To address these priorities, the panelists’ organizations have implemented robust model operations capabilities with risk management as a key driver of the process.  While each program is unique to each company, they share a number of common elements:

  • A comprehensive model inventory is used to collect and track all models and their artifacts.
  • Each model is managed according to a lifecycle tailored to its unique needs, impacts and risks.
  • The risk management team signs off on model releases for models with the highest risk classification, both those internally developed and those provided by 3rd parties.  In some cases, the risk team must approve the acquisition or deployment of any analytic asset.
  • Automation is used extensively to eliminate bottlenecks, prevent missed steps, provide transparency and auditability and ensure that their processes accelerate rather than hinder the ability to extract value from their models.

Another key theme echoed by the panelists was the value of executive sponsorship for model governance.  As noted by Andreza Barbosa, “We really drive this initiative in terms of ensuring that the development of AI and machine learning models follow our best practices, our policies, and procedures. And there’s also a very strong governance framework in the sense that we report to a number of very senior committees of the firm. So the tone really comes from the top around the relevance of adopting these risk management principles.”

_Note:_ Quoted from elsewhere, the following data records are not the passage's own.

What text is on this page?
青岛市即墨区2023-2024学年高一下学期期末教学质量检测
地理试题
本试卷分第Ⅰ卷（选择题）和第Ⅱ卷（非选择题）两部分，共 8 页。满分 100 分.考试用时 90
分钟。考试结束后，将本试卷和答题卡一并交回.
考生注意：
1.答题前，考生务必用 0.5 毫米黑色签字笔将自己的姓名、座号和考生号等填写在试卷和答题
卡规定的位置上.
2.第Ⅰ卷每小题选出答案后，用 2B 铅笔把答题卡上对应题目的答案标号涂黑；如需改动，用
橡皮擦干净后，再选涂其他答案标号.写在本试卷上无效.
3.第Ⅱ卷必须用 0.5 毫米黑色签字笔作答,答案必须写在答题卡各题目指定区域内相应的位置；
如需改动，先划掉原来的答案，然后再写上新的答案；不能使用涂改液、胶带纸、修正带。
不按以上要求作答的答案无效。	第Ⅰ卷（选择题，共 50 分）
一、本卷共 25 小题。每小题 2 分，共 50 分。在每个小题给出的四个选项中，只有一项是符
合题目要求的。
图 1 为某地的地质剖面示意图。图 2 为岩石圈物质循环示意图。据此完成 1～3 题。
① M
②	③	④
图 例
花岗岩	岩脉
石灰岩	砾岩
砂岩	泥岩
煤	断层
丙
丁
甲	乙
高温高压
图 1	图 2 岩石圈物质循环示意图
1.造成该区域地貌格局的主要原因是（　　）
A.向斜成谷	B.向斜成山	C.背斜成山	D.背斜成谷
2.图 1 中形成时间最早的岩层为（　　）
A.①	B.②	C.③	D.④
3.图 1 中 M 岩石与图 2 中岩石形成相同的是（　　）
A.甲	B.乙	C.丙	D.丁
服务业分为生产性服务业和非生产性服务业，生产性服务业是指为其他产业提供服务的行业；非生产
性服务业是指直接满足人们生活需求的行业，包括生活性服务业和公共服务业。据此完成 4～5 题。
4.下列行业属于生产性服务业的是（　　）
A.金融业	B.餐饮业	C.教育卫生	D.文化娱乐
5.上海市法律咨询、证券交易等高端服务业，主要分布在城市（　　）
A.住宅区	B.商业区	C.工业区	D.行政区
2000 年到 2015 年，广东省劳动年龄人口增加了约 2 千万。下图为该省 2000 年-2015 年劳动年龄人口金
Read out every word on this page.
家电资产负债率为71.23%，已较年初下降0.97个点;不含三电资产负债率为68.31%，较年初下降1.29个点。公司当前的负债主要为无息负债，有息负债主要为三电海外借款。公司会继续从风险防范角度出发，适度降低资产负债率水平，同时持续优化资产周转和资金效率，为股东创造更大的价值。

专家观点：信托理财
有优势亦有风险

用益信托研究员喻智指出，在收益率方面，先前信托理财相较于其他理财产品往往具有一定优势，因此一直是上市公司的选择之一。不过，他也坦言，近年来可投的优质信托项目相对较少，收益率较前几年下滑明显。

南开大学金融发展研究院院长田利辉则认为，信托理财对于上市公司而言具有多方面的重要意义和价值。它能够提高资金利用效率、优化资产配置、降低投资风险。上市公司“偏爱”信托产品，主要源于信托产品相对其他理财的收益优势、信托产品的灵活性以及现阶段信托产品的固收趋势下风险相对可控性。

The snippets above are just a few of the many valuable insights that were shared during the discussion, and I again encourage you to check out the full conversation.  In the meantime, here are a few questions you may want to consider:

  • Do you have visibility to all of the models in production in your company?
  • Do you have a comprehensive inventory of all models and their artifacts?
  • Is each model operationalized and governed according to a model lifecycle appropriate to its value and risk?
  • Does the governance organization have the necessary visibility and controls across model lifecycles?
  • Is automation in place to streamline processes and avoid errors and delays?
  • How long would it take to respond to an internal or external audit?
  • Are lines of communication among all stakeholders clear and operating?
  • Do senior executives have visibility to and oversight of model governance?

The answers to these questions will be critical as you chart a course for your enterprise with AI that is both fast, and responsible.